On the other hand, the court noted that Terpin did not assert that AT&T had an affirmative duty to tell people about the SIM swapping and related vulnerabilities and that the assertion that AT&T defrauded him by “concealing” this fact failed as a matter of law. The court observed that the consumer contract between him and AT&T contained language in which AT&T told customers that it “cannot guarantee that your Personal Information will never be disclosed in a manner inconsistent with [AT&T’s] Policy (for example, as the result of unauthorized acts by third parties that violate the law or this Policy).” In other words, well, we told you there might be a data breach or other attack on your information, so you were warned.
Privacy Policy: No Soup For You!
Courts sometimes interpret privacy policies as contracts, sometimes as mere policies. The same is true for other “clickwrap” or “browsewrap” contracts—Terms of Service, Terms of Use, etc. When they are interpreted as binding contracts, however, they have a unique quality. A contract is typically binding on both parties—in this case, AT&T and the customer. In fact, as long as the contract is “available” and able to be read, it’s binding on the customer whether they have read it or not.

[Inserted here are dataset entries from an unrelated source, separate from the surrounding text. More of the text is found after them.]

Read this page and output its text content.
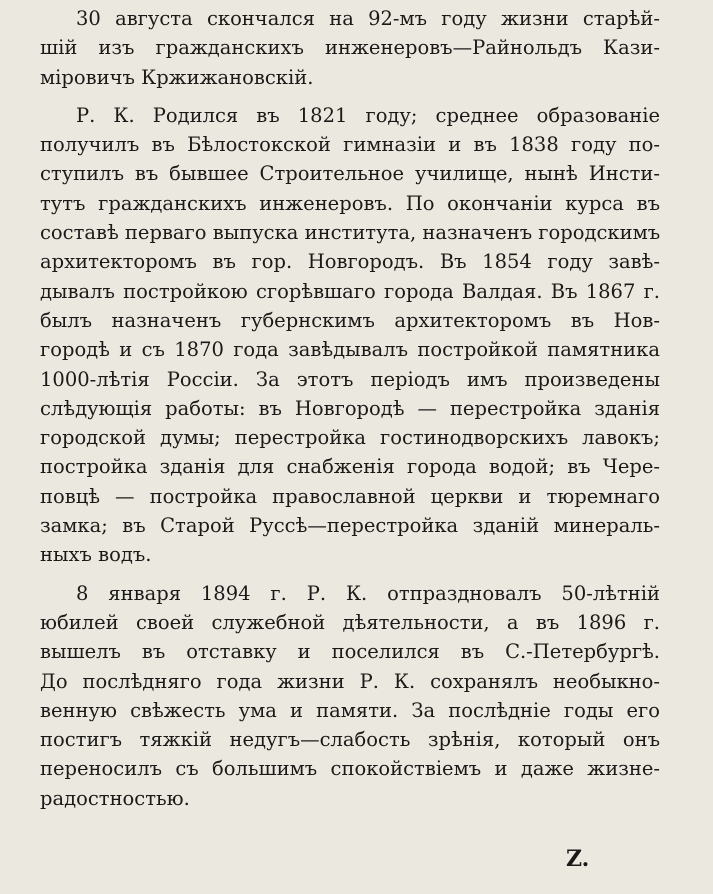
30 августа скончался на 92-мъ году жизни старѣй-
шій изъ гражданскихъ инженеровъ—Райнольдъ Кази-
міровичъ Кржижановскій.
Р. К. Родился въ 1821 году; среднее образованіе
получилъ въ Бѣлостокской гимназіи и въ 1838 году по-
ступилъ въ бывшее Строительное училище, нынѣ Инсти-
тутъ гражданскихъ инженеровъ. По окончаніи курса въ
составѣ перваго выпуска института, назначенъ городскимъ
архитекторомъ въ гор. Новгородъ. Въ 1854 году завѣ-
дывалъ постройкою сгорѣвшаго города Валдая. Въ 1867 г.
былъ назначенъ губернскимъ архитекторомъ въ Нов-
городѣ и съ 1870 года завѣдывалъ постройкой памятника
1000-лѣтія Россіи. За этотъ періодъ имъ произведены
слѣдующія работы: въ Новгородѣ — перестройка зданія
городской думы; перестройка гостинодворскихъ лавокъ;
постройка зданія для снабженія города водой; въ Чере-
повцѣ — постройка православной церкви и тюремнаго
замка; въ Старой Руссѣ—перестройка зданій минераль-
ныхъ водъ.
8 января 1894 г. Р. К. отпраздновалъ 50-лѣтній
юбилей своей служебной дѣятельности, а въ 1896 г.
вышелъ въ отставку и поселился въ С.-Петербургѣ.
До послѣдняго года жизни Р. К. сохранялъ необыкно-
венную свѣжесть ума и памяти. За послѣдніе годы его
постигъ тяжкій недугъ—слабость зрѣнія, который онъ
переносилъ съ большимъ спокойствіемъ и даже жизне-
радостностью.
Z.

Because many of the terms of a cellphone contract are dictated by state laws, you often cannot read the entire contract until after you have bought the phone and signed up for service—but courts get around this by noting that you have a right to return the phone for a refund after you read the contract. In Terpin’s case, he asserted that AT&T breached its own privacy policy and its Code of Business Conduct. He argues that he relied on these policies in being willing to provide his personal data to AT&T.

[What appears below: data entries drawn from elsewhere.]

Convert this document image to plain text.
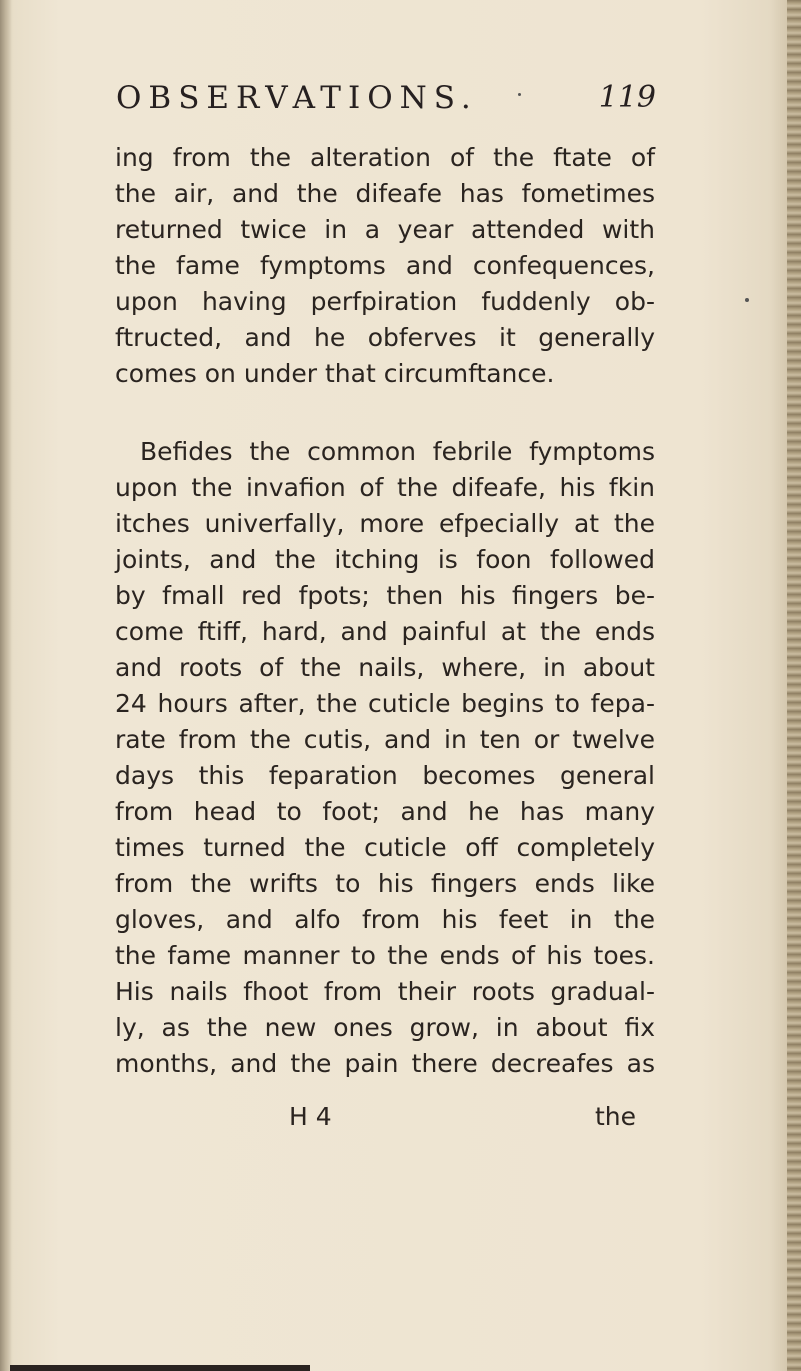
OBSERVATIONS.	119
ing from the alteration of the ftate of
the air, and the difeafe has fometimes
returned twice in a year attended with
the fame fymptoms and confequences,
upon having perfpiration fuddenly ob-
ftructed, and he obferves it generally
comes on under that circumftance.
Befides the common febrile fymptoms
upon the invafion of the difeafe, his fkin
itches univerfally, more efpecially at the
joints, and the itching is foon followed
by fmall red fpots; then his fingers be-
come ftiff, hard, and painful at the ends
and roots of the nails, where, in about
24 hours after, the cuticle begins to fepa-
rate from the cutis, and in ten or twelve
days this feparation becomes general
from head to foot; and he has many
times turned the cuticle off completely
from the wrifts to his fingers ends like
gloves, and alfo from his feet in the
the fame manner to the ends of his toes.
His nails fhoot from their roots gradual-
ly, as the new ones grow, in about fix
months, and the pain there decreafes as
H 4	the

This is where it gets weird. Like every non-lawyer human being on the planet, of course, Terpin did not read the contract before he bought the phone and entered into the service. Duh. And in many cases like this, courts have found that a person can’t argue “reliance” on terms of a contract they didn’t read. On the face of it, that makes sense—you can’t say, “The only reason I gave you my personal data is ‘cause you said you would protect it,” if you never read the policy. But it results in an absurd result—you are bound by the terms of the privacy policy they wrote, whether you read it or not, but they are only bound by it if you read it. At least if you allege that you relied on the promise. As the court noted, “Mr. Terpin does not allege that he actually read AT&T’s Privacy Policy or COBC, which makes Mr. Terpin’s allegation that he reasonably relied on the statements contained therein implausible.” The court similarly rejected Terpin’s claim that by using AT&T services he and AT&T entered into an “implied contract” that AT&T would adhere to the terms of the “Privacy Policy and COBC … to maintain the confidentiality and security of the Personal Information of Mr. Terpin.” The court found no “implied contract” to protect data. Finally, the court noted that to be successful in his claim for punitive damages against AT&T, he would have to show substantial misconduct not just from the AT&T employee at the Connecticut store but by an “officer, director, or managing agent” who either knew about or ratified the alleged wrongful conduct.
So it was a partial victory for both sides, but mostly for Terpin, who gets to pursue the case. The message for consumers appears to be that you are warned that SIM swapping is a problem, that it potentially compromises many types of 2FA and that anyone can become you—well, at least on the phone. If more people continue to lose more money and carriers are held liable, then maybe we can expect some technological countermeasures. Until then, watch this space.